Peço-lhe desculpa, bem como à Palmira Silva, pelo tamanho da explicação.

Mauro Demarchi disse...

Daniel
Excelente resposta, criteriosa, polida, educada e erudita quanto aos fatos mencionados. O Sr. fala com conhecimento de causa.
Parabéns
Mauro Demarchi
www.familia.demarchi.nom.br

Cláudia S. Tomazi disse...

Com relação a biblioteca alexandrina: da sistémica, encadeia informações amealhando e remendando ou por hipótise, contudo em atribuir da história o uso e costume, factos quo?! Limitam-se por supostamente aflorar, amálgama de tensões em determinado contexto, fora demasiado duvidoso, cultivar do termo "honestidade" onde é dever honrar da memória.
E considera o post "artes liberais" compreendera a Universidade de Coimbra uma das mais antigas da Europa, formalizada por carta régia e confirmada por bula papal.

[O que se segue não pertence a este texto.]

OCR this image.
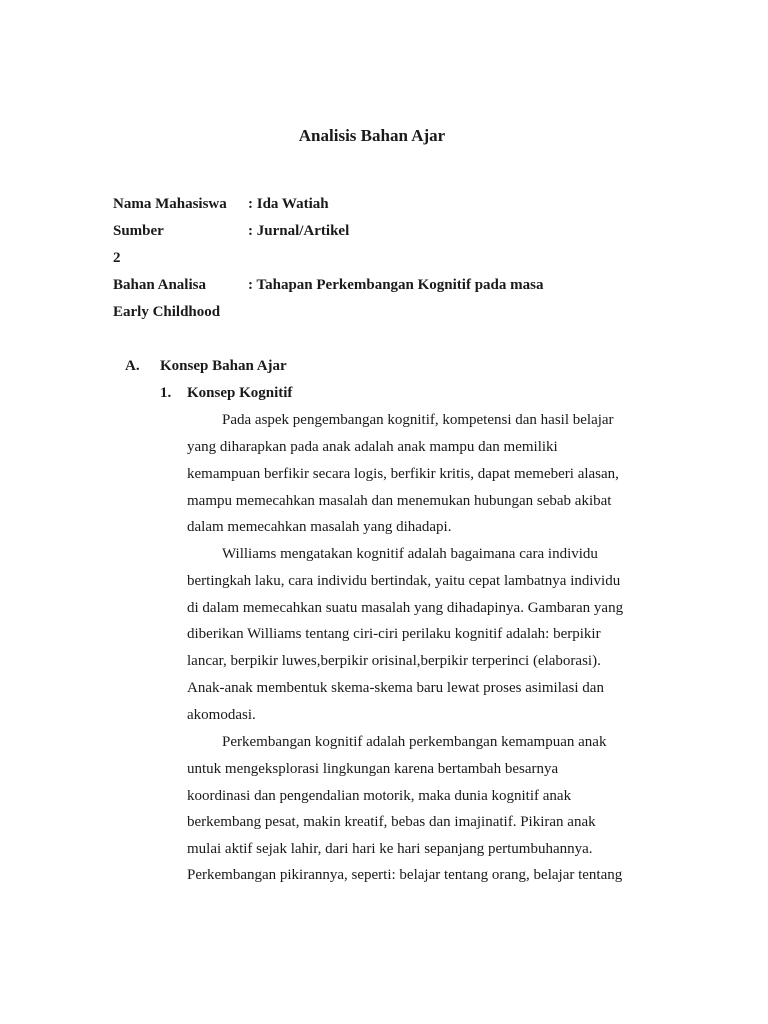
Analisis Bahan Ajar
Nama Mahasiswa : Ida Watiah
Sumber	: Jurnal/Artikel
2
Bahan Analisa	: Tahapan Perkembangan Kognitif pada masa
Early Childhood
A. Konsep Bahan Ajar
1. Konsep Kognitif
Pada aspek pengembangan kognitif, kompetensi dan hasil belajar
yang diharapkan pada anak adalah anak mampu dan memiliki
kemampuan berfikir secara logis, berfikir kritis, dapat memeberi alasan,
mampu memecahkan masalah dan menemukan hubungan sebab akibat
dalam memecahkan masalah yang dihadapi.
Williams mengatakan kognitif adalah bagaimana cara individu
bertingkah laku, cara individu bertindak, yaitu cepat lambatnya individu
di dalam memecahkan suatu masalah yang dihadapinya. Gambaran yang
diberikan Williams tentang ciri-ciri perilaku kognitif adalah: berpikir
lancar, berpikir luwes,berpikir orisinal,berpikir terperinci (elaborasi).
Anak-anak membentuk skema-skema baru lewat proses asimilasi dan
akomodasi.
Perkembangan kognitif adalah perkembangan kemampuan anak
untuk mengeksplorasi lingkungan karena bertambah besarnya
koordinasi dan pengendalian motorik, maka dunia kognitif anak
berkembang pesat, makin kreatif, bebas dan imajinatif. Pikiran anak
mulai aktif sejak lahir, dari hari ke hari sepanjang pertumbuhannya.
Perkembangan pikirannya, seperti: belajar tentang orang, belajar tentang
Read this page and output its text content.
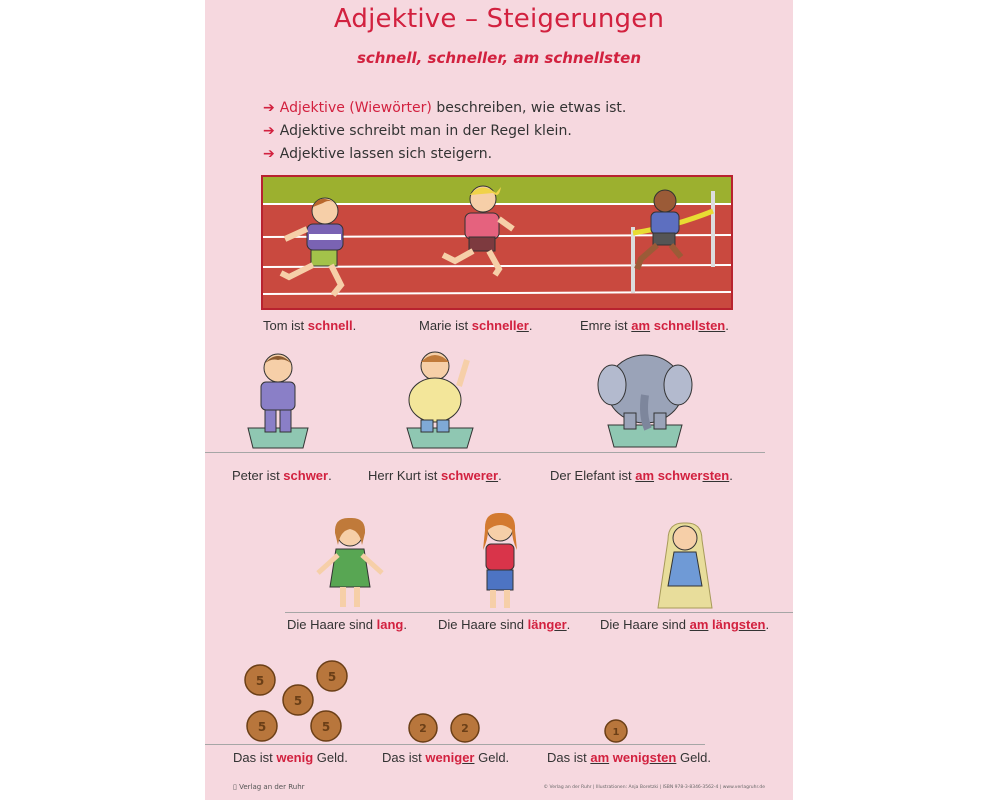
Adjektive – Steigerungen
schnell, schneller, am schnellsten
➔ Adjektive (Wiewörter) beschreiben, wie etwas ist.
➔ Adjektive schreibt man in der Regel klein.
➔ Adjektive lassen sich steigern.
Tom ist schnell.	Marie ist schneller.	Emre ist am schnellsten.
Peter ist schwer.	Herr Kurt ist schwerer.	Der Elefant ist am schwersten.
Die Haare sind lang. Die Haare sind länger. Die Haare sind am längsten.
5	5
5
5	5	2	2	1
Das ist wenig Geld.	Das ist weniger Geld.	Das ist am wenigsten Geld.
▯ Verlag an der Ruhr	© Verlag an der Ruhr | Illustrationen: Anja Boretzki | ISBN 978-3-8346-3562-4 | www.verlagruhr.de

Brevemente discordo da seguinte frase da professora Palmira F. da Silva que: a partir de 529 "Dali em diante, os mosteiros passaram a deter o monopólio da educação". Em atribuir e tratando-se de concentrar esforços e desenvolver valores, fora delicado investir o crédito que o mundo outrora mergulhado em desacertos e redescobertas, pertinente a maioria da práctica activa das incursões, tivera labor (induto) cristão. Portanto, atenta a desenvolver e retribuir da dignidade que fora propósito de ordem consistente.